American cities have for too long used a "Ponzi scheme" development style that's led to costly and inefficient sprawl focused on cars instead of people, according to an engineer and land planner.
That development is financially unsustainable without significant tax increases or service cuts, so cities will have to find different ways to grow productively, said Charles Marohn, executive director of Strong Towns.
Strong Towns is a Minnesota nonprofit that encourages growth that enables communities to become financially strong and resilient.
Marohn laid out his case Wednesday for 150 people at a Lancaster County Planning Commission forum at Manheim Township Public Library during one of a dozen "curbside chats" the organization is holding this week across Pennsylvania.
According to Marohn, after World War II, America began embarking on the "suburban experiment" — a move away from walkable, people-centered communities.
It was a change in how people had lived for thousands of years in cultures across the globe, he said.
In the new experiment, growth was financed three ways: transfer payments by government — for example, government-funded water or sewer projects that served as catalysts; transportation spending; and debt financing, according to Marohn.
At the end of WWII, he said, a typical community spent less than 2 percent of its budget on debt service. That's now increased to more than 20 percent and he has seen cities with debt service as high as 65 percent.
The experiment appeared to work for a time, according to Marohn.
"So, initially we spend very little and, comparatively, we get a whole lot back. The catch is, we agree to maintain that infrastructure indefinitely … What we are doing is, we are exchanging this near-term value for this long-term obligation," he said.
Over time, growth can only continue if development continues at ever-accelerating rates or if development generates more wealth than it costs to maintain, he said, adding that's not the case.
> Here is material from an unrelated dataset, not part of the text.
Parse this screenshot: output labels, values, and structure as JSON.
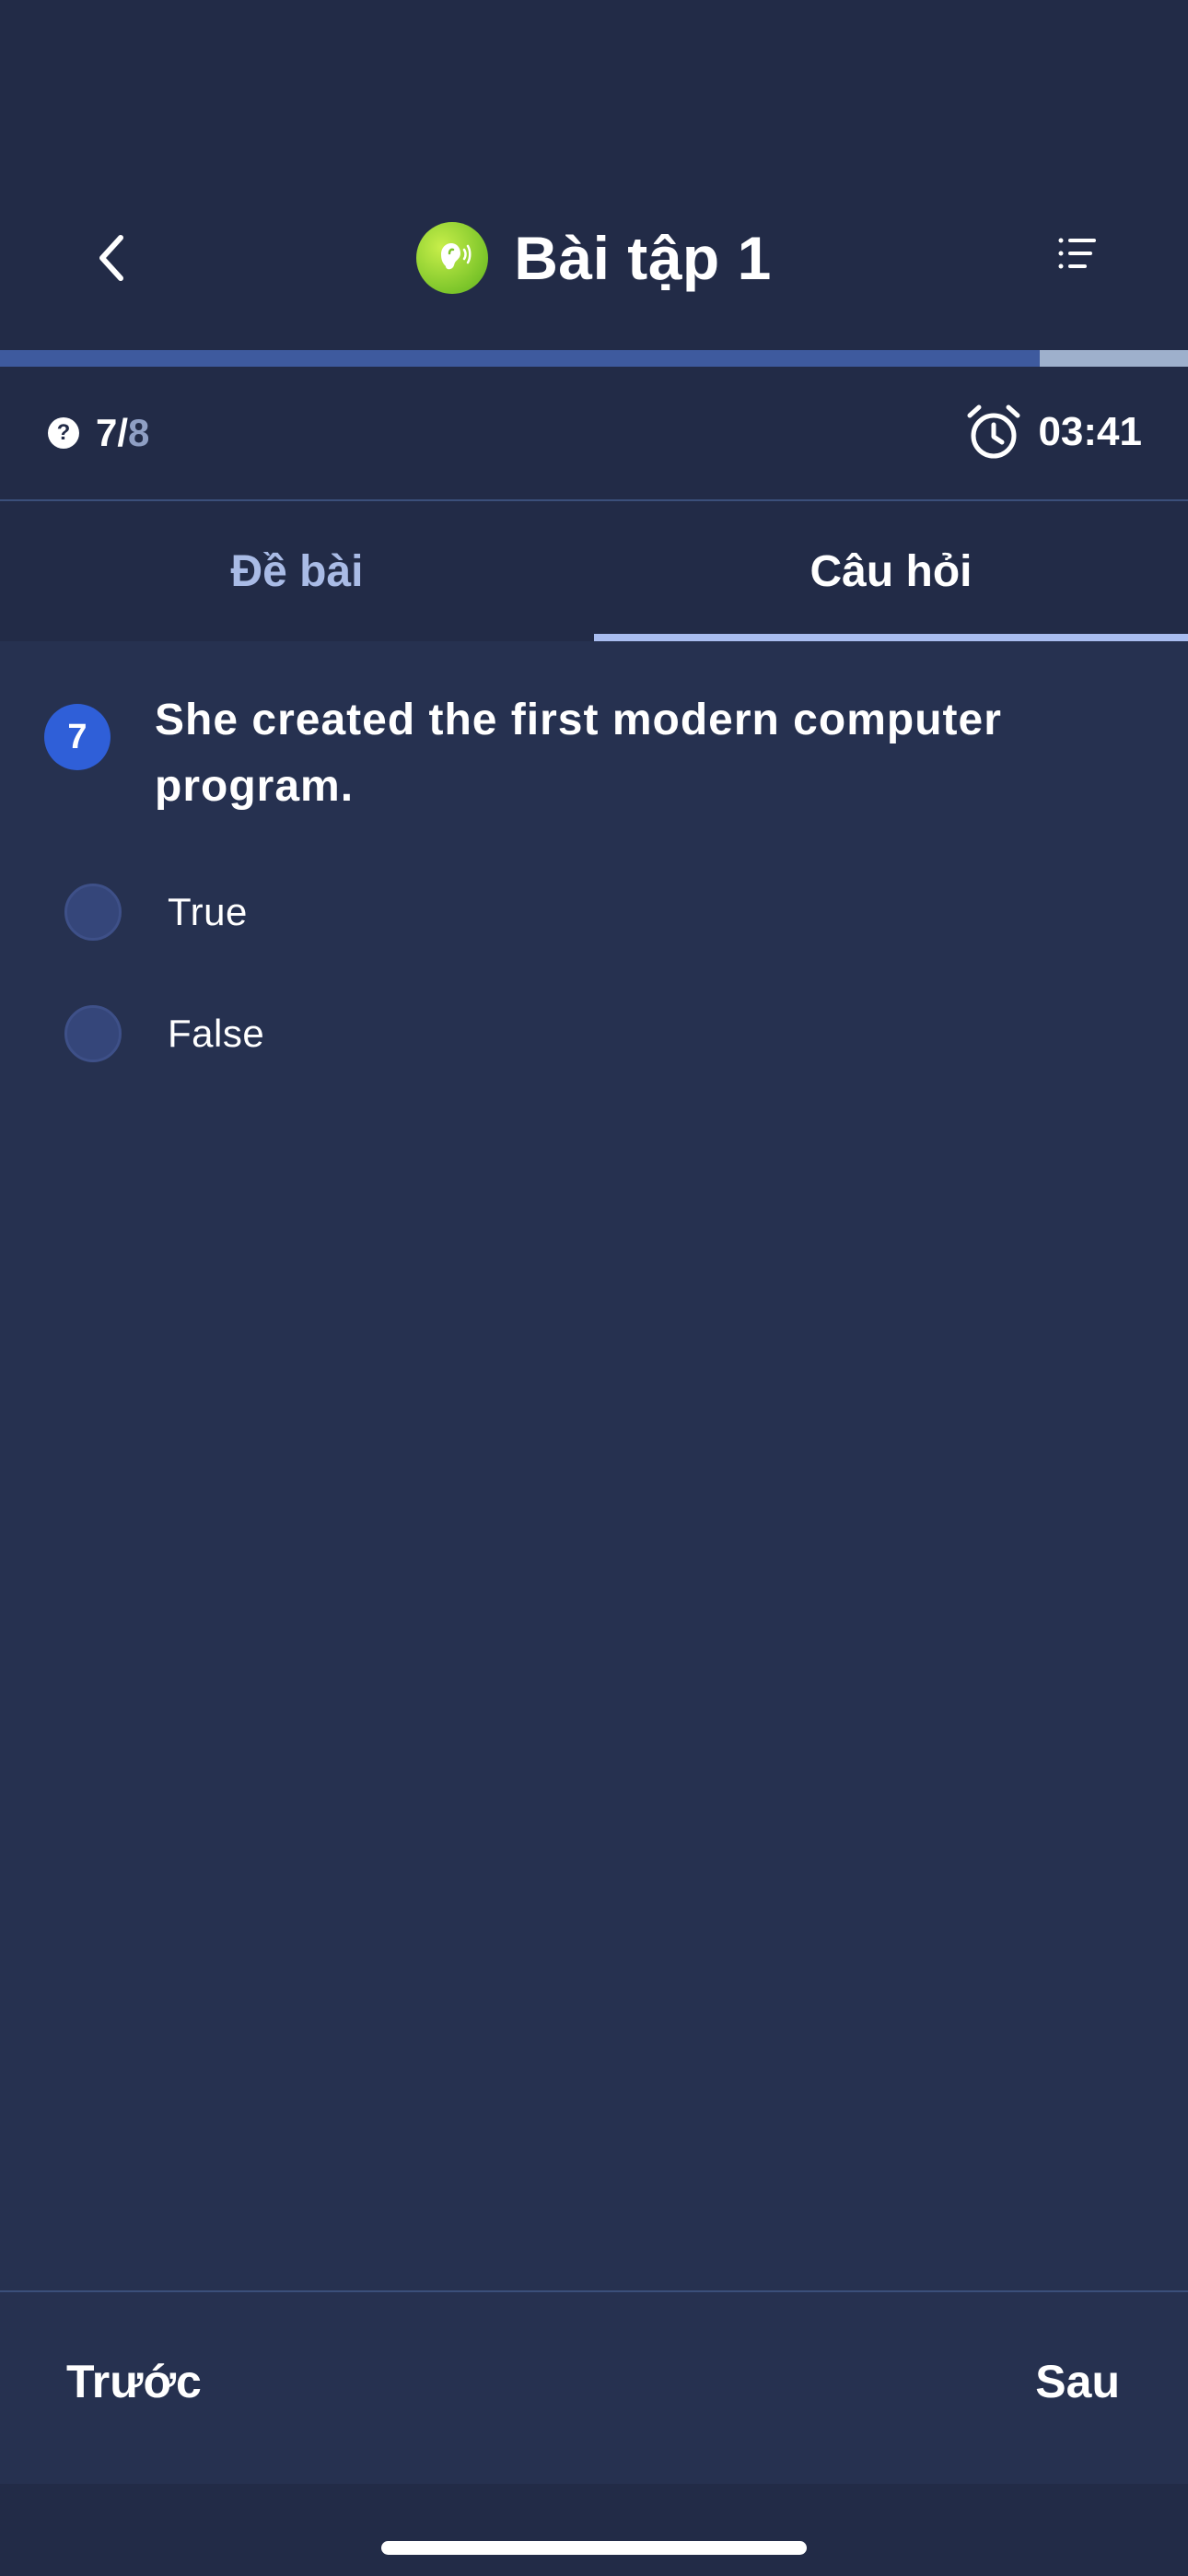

"We have to start having a conversation about making our places more productive," he said.
As an example, Marohn compared a "big-box" store and auto dealership development outside Brainerd, Minn., with the existing downtown commercial district.
In terms of property tax generated, the downtown area was far more productive and didn't require building a costly infrastructure to maintain.
Marohn's ideas resonated with the audience.
Rod Houser is a retired teacher who recently moved into Lancaster city and is involved with Lancaster Downtowners, a group promoting downtown living for retirees.
While some of the planning terminology was unfamiliar to him, "so much of it made total sense to me, the economics of it," he said.
"It was very attractive to me in the idea that I really see some sort of a need for rebuilding (and) restructure because what we're doing, I know, isn't sustainable," he said.
Karen Weibel, Lititz Borough Council president, said Marohn's ideas made sense.
"I think building new infrastructure over the long term probably is the wrong way to go and I think you can't balance your books on new development," she said.
David Kratzer, Penn Township's municipal manager and a county planning commission member, said the township has been trying to incorporate the ideas Marohn talks about into its growth plan.
James Cowhey, executive director of the county planning commission, said the county has long been concerned with development costs and has been trying to guide development with that in mind.
"And we're getting there slowly ... The location of development in Lancaster County is in the right place, but the intensity and density and mixed use is not what it should be to get the returns on investment that we need," he said, calling it an incremental process.
"I think we have the good foundation and footing for having a more sustainable fiscal environment for infrastructure, but we're not there yet. We're getting there."